Эту задачу Альваро возложил на Гальего, Оргулоссо, Пульсеро и Данди. Ребята что надо! Проверены  они были в самых тяжёлых заварухах! Во всяком случае, так Альваро казалось.

   Группа прикрытия центрального фасада здания казино расположилась в сереньком «Фиате», недалеко от центрального входа в здание, напротив, в узком и зеленом переулочке, из которого, впрочем, всё хорошо просматривалось: и улица, и само здание казино.

   В общем, на предварительном этапе всё было готово к основным действиям.
   Группа в здании - в готовности захвата цокольного этажа, чтобы при необходимости нейтрализовать персонал казино и открыть пути для второй группы из подвала в цокольный этаж.
   Группа нейтрализации и подмены инкассаторов укрылась в полутёмном, замусоренном и захламлённом дворе здания казино, где и останавливались обычно полицейские инкассаторы.
   В готовности действовать ждала и основная группа, которую, присоединившись к ней позже, должен был возглавить сам Альваро. Это были Ринго, Лото и Манито. В их задачу входило сначала ожидать в подвальном помещении здания напротив, а потом, по сигналу Альваро по «уоки-токи» просто войти в здание с центрального входа. Ничего гениального, просто, расчёт на чёткость и слаженность действий и на обычное для того времени разгильдяйство полицейских и сотрудников службы безопасности казино.

                ***
   Тем временем, Арроганте занял место за игровым столом рулетки и уже успел проиграть первые пятьсот долларов. Меньше ставок в этом казино не делали – такие были самыми низкими, так сказать пробными, для новичков, которых, впрочем, здесь хватало. Альваро стоял за его спиной, курил сигару и, казалось, спокойно наблюдал, за тем, как играет его напарник. Но это только казалось. Внешнее спокойствие его было обманчивым: он усиленно анализировал окружающую обстановку, сопоставлял её с планом и понимал, что пока всё в норме, но это не значит, что всё так будет и дальше. Потому и был внутренне напряжён.
Что до проигрыша – то все знали: сколько бы не было проиграно денег – они с избытком вернутся в казну Организации.
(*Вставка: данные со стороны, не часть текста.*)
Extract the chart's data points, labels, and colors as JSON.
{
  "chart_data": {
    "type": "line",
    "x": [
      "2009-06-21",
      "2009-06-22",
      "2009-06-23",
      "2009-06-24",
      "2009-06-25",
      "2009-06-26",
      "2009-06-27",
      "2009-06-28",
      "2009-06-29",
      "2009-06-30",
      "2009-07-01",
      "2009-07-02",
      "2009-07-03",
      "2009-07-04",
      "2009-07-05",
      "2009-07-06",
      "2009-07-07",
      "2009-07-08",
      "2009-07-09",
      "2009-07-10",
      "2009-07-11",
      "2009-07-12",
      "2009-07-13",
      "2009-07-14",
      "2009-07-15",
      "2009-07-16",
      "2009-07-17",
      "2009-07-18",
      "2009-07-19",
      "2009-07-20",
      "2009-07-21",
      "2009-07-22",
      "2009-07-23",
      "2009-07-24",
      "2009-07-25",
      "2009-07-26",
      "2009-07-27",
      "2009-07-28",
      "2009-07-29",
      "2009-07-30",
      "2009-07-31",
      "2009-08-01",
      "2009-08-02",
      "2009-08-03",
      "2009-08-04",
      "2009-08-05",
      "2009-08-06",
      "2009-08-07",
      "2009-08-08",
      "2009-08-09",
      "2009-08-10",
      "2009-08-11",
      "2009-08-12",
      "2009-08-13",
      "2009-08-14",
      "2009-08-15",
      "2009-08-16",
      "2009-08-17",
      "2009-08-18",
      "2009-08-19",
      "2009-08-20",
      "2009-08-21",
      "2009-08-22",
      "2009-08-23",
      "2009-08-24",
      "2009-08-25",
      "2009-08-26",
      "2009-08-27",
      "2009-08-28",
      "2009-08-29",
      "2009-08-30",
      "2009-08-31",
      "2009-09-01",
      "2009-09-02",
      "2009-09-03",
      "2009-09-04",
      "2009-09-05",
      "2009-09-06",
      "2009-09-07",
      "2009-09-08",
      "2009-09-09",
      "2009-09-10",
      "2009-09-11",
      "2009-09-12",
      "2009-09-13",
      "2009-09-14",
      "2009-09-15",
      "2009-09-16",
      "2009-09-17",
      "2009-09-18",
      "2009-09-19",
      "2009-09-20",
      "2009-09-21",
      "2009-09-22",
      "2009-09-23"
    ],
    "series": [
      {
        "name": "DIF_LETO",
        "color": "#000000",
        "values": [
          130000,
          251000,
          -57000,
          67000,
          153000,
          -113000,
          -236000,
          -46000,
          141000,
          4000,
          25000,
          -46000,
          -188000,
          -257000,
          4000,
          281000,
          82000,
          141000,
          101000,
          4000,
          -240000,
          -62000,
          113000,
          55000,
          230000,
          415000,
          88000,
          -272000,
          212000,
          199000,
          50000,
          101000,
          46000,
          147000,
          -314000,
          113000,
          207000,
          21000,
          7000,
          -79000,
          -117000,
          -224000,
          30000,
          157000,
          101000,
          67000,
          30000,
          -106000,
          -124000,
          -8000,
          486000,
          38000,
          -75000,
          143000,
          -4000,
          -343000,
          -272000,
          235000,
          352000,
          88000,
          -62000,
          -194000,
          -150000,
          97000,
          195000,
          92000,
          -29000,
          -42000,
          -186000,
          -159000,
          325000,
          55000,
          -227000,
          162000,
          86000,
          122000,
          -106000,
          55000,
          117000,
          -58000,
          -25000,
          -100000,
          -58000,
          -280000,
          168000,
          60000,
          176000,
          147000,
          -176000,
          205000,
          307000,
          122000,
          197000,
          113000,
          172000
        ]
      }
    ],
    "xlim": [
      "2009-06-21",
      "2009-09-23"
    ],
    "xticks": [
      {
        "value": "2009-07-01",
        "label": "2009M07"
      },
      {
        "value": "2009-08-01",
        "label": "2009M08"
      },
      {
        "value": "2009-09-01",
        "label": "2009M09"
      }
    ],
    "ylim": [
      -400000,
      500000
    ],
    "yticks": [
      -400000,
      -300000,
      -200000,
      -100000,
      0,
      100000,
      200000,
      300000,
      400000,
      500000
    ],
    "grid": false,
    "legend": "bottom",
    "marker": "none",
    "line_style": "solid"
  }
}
   Фоксист и Сонриса вернулись из цокольного этажа, где успели заметить, что персонала ещё полным-полно. Но зато, служба безопасности и трое полицейских, охраняющих служебные помещения, пребывают в полной самоуверенности: ни с ними, ни с казино - ничего не может случиться. Пистолеты в кобурах сняты вместе с амуницией и лежат на столе или под ним – у кого как. А замок на железной двери, ведущей в подвал, только накинут на петли, но не закрыт. В общем – обычная уругвайская беспечность и разгильдяйство.

   Альваро посмотрел на часы. Они показывали двадцать два тридцать пять. В общем, прошло совсем немного времени с того момента, когда они зашли в здание казино. Но уже поступили все сигналы о выходе на исходные рубежи и готовности к действию от назначенных на операцию групп.

   Официант, разносивший шампанское, внимательно посмотрел на Альваро, и тот элегантно и даже манерно стряхнул пепел сигары прямо ему на поднос. Это был сигнал всем группам «ожидать и быть в готовности», поскольку сам Альваро пока не мог воспользоваться «уоки-токи». Этот сигнал уже через пару минут был передан всем группам: студент, подрабатывающий в казино официантом, был их человеком.

   Все комбатанты  внутренне замерли в ожидании, а те, кто был в игровом зале, старались вести себя как можно естественнее и всё время проигрывали деньги. Но сценарий того стоил и даже требовал. Так прошло чуть более  трёх часов…
                ***
   Наконец, в час сорок пять, в полутёмный, захламлённый и, казалось, никем и никогда не убираемый и не посещаемый двор здания казино, въехала инкассаторская автомашина. Она остановилась у металлической двери запасного выхода заведения. В нарушение всех инструкций водитель и трое полицейских вышли из автомобиля, и присели покурить на скамью, на другой стороне небольшого тротуара. Они балагурили, над чем-то хохотали, и даже не представляли, что кто-то может их потревожить, не говоря уже о…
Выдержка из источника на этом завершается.